Dar'ul Hacer - Yemen

Ailece her yıl bir yurtdışı seyahati yapma planları var; hesaplamalarını yapıp bütçelerini ayarlıyor, ülke araştırıyor, bazen 10 ay öncesinden gidecekleri ülkenin uygun olan uçak biletlerini alıyorlar. Böylelikle işin maddi yükünü hafifleterek yapacakları seyahatin araştırmasına odaklanıyorlar. Kimi zaman gittikleri ülkelerde bir dostları onlara yuvalarını açıp misafir ediyor, kimi zaman gitmeden önce ayarladıkları uygun pansiyonlarda kalıyorlar. Özellikle seyahate çıkmanın maddi boyutunun külfetli olduğunu düşünerek, yolculuğa çıkmayı erteleyenlere işin hiç de öyle olmadığını ispatlıyorlar.

Dünyayı Müslümanca nasıl gezmeli?

Fas

Kur’an’da defalarca zikredilen “Yeryüzünü gezip dolaşın, öncekilerin akıbetinin nasıl olduğuna bir bakın…” mesajının temel ibadetler kadar bağlayıcı olduğu düşünen yazar; her Müslümanın Allah’ın kendisine bahşettiği imkanlar çerçevesinde, yakın ya da uzak coğrafyayı gezmek ve keşfetmek zorunda olduğunun altını çiziyor.

Güney Afrika

Bunu yaparken Kur’an’ın bize buyurduğu gibi eski medeniyetlerin ve toplumların akıbetleri üzerinde tefekkür etmeyi, onların kurdukları sistemleri ve hayat tarzlarını incelemeyi, Allah’ın kâinattaki çeşitli tasarrufları üzerine kafa yormayı, insanoğlunun dünya macerasını sağlam ve sahih bir temele oturtmayı amaçlamak mecburiyetinde olduğunu söylüyor: “Kur’an’ın yeryüzünde dolaşmamızı emreden ayetleri bizi tarihi bilmeye, coğrafyayı tanımaya, ulaşım vasıtaları edinmeye ve kullanmaya, konaklama usulleri geliştirmeye, yeme-içmede helal seçenekleri çoğaltmaya, teknolojik imkanlardan fikir dünyamızı zenginleştirecek biçimde faydalanmaya da teşvik ediyor aynı zamanda. Böylece her bir seyahat, sıradan gezilere ve yorgunluklara dönüşmek şöyle dursun, başlı başına ayrıntılı ve derinlikli bir organizasyon şekline bürünüyor.”

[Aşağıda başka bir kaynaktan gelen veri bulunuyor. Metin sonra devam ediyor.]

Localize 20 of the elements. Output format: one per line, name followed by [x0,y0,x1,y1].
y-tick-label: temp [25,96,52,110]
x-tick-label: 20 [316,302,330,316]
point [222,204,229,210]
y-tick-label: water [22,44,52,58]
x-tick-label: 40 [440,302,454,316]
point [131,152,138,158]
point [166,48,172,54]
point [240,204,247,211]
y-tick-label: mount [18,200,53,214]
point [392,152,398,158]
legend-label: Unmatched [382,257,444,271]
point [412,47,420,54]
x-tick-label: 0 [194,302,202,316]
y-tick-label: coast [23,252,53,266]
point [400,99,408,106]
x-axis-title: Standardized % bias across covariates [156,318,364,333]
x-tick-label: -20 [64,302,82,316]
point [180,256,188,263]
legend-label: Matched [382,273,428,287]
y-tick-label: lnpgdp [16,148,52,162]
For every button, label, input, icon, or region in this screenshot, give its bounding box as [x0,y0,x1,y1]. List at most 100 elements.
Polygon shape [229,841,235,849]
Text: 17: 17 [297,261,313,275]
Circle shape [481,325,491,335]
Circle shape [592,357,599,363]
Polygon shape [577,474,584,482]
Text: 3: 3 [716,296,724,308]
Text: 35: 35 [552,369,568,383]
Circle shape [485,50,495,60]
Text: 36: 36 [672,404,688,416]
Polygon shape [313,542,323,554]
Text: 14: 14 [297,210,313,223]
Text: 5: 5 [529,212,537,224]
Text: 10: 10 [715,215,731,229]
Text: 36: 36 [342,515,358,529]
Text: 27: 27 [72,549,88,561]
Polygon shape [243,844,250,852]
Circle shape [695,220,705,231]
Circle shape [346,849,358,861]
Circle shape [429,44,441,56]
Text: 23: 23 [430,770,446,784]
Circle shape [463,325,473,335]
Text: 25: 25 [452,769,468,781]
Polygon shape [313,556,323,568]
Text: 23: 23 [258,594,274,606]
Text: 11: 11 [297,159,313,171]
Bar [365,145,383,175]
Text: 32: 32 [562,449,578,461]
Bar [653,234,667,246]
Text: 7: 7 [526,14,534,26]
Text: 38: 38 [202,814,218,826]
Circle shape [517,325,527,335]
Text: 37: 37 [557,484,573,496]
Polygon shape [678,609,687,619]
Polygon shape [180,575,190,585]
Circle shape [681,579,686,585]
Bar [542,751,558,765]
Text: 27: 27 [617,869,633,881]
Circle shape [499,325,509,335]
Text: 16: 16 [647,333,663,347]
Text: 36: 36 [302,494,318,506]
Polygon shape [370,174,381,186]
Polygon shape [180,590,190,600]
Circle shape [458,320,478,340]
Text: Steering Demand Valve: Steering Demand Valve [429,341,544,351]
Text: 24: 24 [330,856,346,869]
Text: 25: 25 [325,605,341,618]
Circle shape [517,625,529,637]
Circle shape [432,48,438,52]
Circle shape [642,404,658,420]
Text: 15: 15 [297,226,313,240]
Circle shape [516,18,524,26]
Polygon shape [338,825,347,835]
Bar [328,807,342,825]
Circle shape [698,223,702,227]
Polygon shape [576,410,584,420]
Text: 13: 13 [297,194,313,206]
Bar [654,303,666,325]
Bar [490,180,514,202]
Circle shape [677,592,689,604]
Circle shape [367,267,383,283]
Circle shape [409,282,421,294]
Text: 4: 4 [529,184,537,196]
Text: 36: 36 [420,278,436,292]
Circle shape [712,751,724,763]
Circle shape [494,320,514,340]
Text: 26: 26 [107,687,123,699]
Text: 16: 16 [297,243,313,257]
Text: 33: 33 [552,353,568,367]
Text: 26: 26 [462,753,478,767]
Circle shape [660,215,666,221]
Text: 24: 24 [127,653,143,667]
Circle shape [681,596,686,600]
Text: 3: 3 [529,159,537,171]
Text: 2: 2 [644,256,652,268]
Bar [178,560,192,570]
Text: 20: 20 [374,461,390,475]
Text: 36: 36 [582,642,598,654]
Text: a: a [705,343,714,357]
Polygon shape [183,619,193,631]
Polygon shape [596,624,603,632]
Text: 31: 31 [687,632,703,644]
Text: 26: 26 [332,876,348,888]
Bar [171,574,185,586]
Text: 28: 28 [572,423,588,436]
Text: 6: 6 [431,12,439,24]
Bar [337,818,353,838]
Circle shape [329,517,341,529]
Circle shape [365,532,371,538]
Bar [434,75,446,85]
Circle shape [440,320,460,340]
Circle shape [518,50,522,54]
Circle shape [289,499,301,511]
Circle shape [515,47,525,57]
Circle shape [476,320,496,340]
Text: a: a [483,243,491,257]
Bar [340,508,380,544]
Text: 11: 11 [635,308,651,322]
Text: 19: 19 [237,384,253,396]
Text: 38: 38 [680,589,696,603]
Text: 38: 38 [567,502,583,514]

Bir Müslüman seyahat etme becerisini ne kadar küçük yaşta edinirse, onun için o kadar iyi. Seyahat insanın şahsiyetini olgunlaştırıyor, bilgisini artırıyor, ufkunu açıyor, önyargı ve taassuplarını yok ediyor.”

Katar

Seyrüsefer’in “Müslüman bir zihin dünyasıyla/bakış açısıyla dünyayı nasıl gezebiliriz?” sorusuna örnek olacak cevaplarla dolu bir seyahat rehberi olduğunu vurgulayabiliriz. Taha Kılınç için modern zamanların İbn Battuta’sı veya Evliya Çelebi’si diyebiliriz. Bana kalırsa modern zaman gezginlerinin örnek alması gereken bir isim.

Gezerken önyargılarınızdan arının

Kyoto - Japonya

Taha Kılınç’ın Arap coğrafyasındaki gezileri birbirinden ibretlik ve güzel anılarla doluydu. Tunus seyahati sırasında Nahda Hareketi’nin kurucusu Raşid Gannuşi’nin evinde kendisiyle sohbet ediyor, Japonya gezisinde Tokyo Camii’nde cuma namazını kıldırıyor, Katar’da El Cezire televizyonunda staj yaptığı sırada Arap Baharı’nı daha içeriden gözlemliyor ve Arap coğrafyasını yakından tanıma fırsatı buluyor.

Trablus - Lübnan

Kudüs, yazarımız için ayrı bir öneme sahip. Çünkü Taha Kılınç’ın büyük dedesi Molla Yusuf, Birinci Dünya Savaşı sırasında Filistin cephesine gönderilmiş ve Kudüs’te bulunmuş. Onun hatırasını arıyor her gidişinde, belki de bu çekim yazarın yurtdışında en çok ve en sık ziyaret ettiği yerin Kudüs olmasının nedeni.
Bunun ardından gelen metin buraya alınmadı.